My kids are small right now, so we are just sticking to Madeliene L'Engle's idea of the space-time continuum.

That being said, I want my children to know who Anne Frank is, in her own words, who Malcom X is...Dr King, Elizabeth Cady Stanton, and other historic, and heroic figures who are not perfect. Who are fallible mortals who accomplished great things in spite of themselves and the world they lived in.

And like you pointed out, it is the salacious bits that give history and literature it's depth and often reveal it's true nature.

I wouldn't dream of white washing those bits out when they offer something as important as perspective.

Ironicus Maximus said...

Ah, well said there Ms. Chick. If it hadn't been for that teacher crazy enough, or maybe wise enough to trust us with the Miller's Tale, the real Miller's Tale, not the one sanctioned by the adults, we may never have learned that literature is about humans, not homework, truth, not tests, community, not compositions.
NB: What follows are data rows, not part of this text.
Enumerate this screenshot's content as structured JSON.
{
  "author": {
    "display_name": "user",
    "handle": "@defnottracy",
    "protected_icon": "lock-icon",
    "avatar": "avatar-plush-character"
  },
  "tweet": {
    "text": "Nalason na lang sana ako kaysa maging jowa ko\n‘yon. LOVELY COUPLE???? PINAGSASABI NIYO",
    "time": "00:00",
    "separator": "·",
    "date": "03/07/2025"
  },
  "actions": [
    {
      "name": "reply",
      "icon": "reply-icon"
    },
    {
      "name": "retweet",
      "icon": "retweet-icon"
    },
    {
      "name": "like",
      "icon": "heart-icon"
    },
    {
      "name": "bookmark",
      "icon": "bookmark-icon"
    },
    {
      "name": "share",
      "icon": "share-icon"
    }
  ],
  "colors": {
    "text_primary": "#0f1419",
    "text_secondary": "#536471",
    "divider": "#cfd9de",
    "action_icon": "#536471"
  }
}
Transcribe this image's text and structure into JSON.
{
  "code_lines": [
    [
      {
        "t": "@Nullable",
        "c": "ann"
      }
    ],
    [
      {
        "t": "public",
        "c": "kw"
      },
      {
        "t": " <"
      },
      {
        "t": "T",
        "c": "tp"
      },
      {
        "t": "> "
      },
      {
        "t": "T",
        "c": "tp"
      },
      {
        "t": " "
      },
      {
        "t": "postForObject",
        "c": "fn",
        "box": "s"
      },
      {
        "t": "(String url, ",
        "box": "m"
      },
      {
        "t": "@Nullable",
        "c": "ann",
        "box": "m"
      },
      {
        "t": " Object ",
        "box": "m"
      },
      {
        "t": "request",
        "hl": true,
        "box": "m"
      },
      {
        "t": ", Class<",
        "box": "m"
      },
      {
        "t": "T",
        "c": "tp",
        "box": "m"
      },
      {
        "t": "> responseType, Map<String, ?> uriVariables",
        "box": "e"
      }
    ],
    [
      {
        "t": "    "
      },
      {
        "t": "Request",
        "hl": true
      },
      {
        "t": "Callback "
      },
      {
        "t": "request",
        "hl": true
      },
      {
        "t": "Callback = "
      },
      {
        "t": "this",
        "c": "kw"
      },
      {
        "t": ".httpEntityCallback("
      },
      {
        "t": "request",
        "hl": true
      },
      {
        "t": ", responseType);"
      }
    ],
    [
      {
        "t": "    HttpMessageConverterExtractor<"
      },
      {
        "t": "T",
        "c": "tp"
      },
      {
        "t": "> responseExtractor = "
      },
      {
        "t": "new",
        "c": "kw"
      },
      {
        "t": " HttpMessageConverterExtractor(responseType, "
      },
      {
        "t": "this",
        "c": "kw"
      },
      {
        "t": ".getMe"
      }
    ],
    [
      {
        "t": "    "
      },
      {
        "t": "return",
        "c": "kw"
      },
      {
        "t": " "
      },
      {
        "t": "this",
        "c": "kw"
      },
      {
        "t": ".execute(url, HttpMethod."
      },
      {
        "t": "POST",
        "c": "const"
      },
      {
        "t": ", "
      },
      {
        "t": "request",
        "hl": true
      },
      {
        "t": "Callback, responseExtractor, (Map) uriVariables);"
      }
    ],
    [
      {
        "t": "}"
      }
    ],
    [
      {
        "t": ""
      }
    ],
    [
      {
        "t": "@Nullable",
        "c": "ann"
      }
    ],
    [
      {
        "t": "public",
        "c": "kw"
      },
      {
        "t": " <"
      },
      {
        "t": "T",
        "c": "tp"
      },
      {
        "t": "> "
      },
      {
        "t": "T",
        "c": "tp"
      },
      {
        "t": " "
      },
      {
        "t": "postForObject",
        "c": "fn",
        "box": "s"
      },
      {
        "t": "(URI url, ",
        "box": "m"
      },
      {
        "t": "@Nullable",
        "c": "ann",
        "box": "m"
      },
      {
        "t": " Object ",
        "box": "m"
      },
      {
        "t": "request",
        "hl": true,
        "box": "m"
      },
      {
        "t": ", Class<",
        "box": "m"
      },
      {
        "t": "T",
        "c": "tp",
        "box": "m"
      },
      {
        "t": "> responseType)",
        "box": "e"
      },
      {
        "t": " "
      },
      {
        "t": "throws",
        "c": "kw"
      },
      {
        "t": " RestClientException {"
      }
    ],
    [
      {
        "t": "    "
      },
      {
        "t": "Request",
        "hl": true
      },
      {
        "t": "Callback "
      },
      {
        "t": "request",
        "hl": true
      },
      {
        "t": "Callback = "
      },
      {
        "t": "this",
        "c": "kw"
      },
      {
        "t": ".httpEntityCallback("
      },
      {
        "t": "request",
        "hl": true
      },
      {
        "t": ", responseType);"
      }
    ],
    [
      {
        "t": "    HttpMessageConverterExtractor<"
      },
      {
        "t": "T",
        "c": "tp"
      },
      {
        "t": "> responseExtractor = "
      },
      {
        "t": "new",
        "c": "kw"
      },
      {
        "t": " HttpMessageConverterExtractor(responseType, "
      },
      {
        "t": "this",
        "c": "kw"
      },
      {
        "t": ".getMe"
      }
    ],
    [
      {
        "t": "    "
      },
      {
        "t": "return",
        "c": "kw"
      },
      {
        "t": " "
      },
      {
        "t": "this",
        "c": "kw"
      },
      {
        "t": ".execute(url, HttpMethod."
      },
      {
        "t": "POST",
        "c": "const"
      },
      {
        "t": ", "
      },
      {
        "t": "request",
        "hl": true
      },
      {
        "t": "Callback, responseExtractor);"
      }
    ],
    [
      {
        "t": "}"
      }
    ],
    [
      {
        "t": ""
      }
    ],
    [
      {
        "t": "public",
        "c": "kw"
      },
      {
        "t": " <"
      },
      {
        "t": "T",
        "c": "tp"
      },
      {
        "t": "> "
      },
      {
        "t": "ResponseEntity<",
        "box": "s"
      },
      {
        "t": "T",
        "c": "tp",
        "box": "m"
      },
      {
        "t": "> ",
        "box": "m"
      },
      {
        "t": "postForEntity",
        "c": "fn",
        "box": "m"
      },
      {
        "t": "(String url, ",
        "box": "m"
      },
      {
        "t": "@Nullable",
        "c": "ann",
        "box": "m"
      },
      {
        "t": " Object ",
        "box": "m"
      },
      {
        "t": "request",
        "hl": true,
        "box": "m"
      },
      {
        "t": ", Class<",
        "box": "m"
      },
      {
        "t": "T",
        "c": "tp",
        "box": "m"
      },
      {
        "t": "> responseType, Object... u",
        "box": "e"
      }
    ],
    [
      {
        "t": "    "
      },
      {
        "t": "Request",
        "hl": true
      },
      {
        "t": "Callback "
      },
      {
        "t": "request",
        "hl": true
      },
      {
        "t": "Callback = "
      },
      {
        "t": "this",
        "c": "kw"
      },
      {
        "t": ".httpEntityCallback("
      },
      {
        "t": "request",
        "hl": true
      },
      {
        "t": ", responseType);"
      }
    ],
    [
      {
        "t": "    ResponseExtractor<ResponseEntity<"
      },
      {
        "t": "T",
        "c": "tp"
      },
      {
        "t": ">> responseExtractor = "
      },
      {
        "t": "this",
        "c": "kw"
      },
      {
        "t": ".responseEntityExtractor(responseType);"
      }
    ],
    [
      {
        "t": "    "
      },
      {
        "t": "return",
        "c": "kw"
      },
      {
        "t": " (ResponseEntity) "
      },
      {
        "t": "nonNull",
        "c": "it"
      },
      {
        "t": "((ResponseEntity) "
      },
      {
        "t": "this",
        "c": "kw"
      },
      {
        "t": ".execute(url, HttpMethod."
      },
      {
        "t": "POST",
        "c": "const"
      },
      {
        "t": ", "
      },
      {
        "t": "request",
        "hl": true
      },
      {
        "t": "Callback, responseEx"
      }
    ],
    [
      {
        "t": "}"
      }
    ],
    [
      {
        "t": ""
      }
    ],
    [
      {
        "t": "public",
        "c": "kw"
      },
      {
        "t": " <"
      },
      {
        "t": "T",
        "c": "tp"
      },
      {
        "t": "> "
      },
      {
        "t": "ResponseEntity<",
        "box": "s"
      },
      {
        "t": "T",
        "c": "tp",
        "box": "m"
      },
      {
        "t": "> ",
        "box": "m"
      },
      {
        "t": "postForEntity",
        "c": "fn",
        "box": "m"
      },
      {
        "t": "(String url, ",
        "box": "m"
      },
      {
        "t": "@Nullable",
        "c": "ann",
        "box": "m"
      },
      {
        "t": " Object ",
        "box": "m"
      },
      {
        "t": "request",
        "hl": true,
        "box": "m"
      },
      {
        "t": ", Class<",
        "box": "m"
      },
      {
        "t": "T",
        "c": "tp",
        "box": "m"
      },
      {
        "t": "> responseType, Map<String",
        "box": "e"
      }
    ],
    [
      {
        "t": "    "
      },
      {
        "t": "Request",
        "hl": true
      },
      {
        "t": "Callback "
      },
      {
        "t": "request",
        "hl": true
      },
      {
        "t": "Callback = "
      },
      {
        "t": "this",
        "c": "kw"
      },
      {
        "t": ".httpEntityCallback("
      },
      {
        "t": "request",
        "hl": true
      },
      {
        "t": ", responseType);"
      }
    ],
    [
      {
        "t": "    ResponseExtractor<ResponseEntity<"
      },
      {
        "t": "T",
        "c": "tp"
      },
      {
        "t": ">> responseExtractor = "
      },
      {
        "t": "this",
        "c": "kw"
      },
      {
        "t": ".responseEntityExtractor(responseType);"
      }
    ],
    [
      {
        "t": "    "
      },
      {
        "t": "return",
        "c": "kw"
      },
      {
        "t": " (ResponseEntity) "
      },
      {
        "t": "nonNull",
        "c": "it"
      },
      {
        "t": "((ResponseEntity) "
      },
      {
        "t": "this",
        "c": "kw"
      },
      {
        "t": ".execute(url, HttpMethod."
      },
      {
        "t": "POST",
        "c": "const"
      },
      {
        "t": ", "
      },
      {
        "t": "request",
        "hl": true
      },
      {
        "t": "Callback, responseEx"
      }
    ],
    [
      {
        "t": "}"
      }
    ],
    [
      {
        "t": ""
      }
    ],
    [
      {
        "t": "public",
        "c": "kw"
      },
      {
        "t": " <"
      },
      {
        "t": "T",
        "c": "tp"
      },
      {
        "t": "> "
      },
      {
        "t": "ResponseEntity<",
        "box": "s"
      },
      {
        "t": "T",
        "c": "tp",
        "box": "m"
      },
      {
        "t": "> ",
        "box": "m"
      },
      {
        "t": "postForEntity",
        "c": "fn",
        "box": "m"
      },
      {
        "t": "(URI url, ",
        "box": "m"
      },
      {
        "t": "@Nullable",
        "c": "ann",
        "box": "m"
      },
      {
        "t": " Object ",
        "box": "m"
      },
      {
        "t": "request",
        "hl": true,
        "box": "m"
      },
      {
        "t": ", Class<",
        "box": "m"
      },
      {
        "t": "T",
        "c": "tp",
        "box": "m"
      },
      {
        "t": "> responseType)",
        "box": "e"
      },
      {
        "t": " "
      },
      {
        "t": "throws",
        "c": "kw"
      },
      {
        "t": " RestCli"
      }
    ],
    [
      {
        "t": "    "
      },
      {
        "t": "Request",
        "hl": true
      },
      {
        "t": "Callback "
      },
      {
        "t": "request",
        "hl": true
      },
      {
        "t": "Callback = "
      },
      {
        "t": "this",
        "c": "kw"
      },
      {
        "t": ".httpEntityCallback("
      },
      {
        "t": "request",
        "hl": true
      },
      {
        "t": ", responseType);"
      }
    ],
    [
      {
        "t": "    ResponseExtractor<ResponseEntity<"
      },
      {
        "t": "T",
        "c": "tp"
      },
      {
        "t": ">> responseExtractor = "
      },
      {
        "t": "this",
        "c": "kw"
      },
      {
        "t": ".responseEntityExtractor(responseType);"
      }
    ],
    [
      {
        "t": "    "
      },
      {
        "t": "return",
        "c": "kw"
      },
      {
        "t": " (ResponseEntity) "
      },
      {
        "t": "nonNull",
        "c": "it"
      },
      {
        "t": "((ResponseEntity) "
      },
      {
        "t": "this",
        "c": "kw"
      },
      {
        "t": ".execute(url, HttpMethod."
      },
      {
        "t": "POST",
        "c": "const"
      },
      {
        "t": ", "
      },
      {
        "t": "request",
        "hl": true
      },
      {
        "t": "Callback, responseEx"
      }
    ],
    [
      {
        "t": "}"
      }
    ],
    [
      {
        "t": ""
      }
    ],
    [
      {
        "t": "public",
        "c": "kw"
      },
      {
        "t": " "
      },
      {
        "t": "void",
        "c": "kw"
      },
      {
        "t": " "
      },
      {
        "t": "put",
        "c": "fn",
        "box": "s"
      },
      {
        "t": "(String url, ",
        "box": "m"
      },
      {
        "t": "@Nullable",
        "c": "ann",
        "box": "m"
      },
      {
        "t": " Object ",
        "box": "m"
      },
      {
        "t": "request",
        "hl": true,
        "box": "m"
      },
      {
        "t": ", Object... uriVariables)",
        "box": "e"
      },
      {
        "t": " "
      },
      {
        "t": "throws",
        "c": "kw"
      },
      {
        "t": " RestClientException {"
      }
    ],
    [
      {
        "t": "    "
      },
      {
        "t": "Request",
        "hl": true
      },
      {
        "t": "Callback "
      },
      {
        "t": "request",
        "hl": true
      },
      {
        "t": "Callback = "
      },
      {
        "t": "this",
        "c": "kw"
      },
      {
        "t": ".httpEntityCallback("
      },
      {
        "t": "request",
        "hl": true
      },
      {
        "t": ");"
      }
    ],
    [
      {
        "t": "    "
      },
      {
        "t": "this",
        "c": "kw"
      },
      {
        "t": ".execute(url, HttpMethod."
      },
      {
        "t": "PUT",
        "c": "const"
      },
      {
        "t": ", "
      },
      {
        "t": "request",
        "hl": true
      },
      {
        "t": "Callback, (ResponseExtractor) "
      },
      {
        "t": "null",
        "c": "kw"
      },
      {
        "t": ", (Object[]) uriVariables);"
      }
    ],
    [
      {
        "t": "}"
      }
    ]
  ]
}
This completes your minimum daily requirement of alliteration.

Anonymous said...

Agreed. This is is also why I have a lovely collection of real faerie tales and folktales as opposed to the disneyfied versions so often offered through pop culture. We also have an etymology dictionary as well books on idioms. Those are fun.

I remember the first time I found an etymology dictionary. It was like finding the Rosetta Stone or something. I couldn't stop reading it.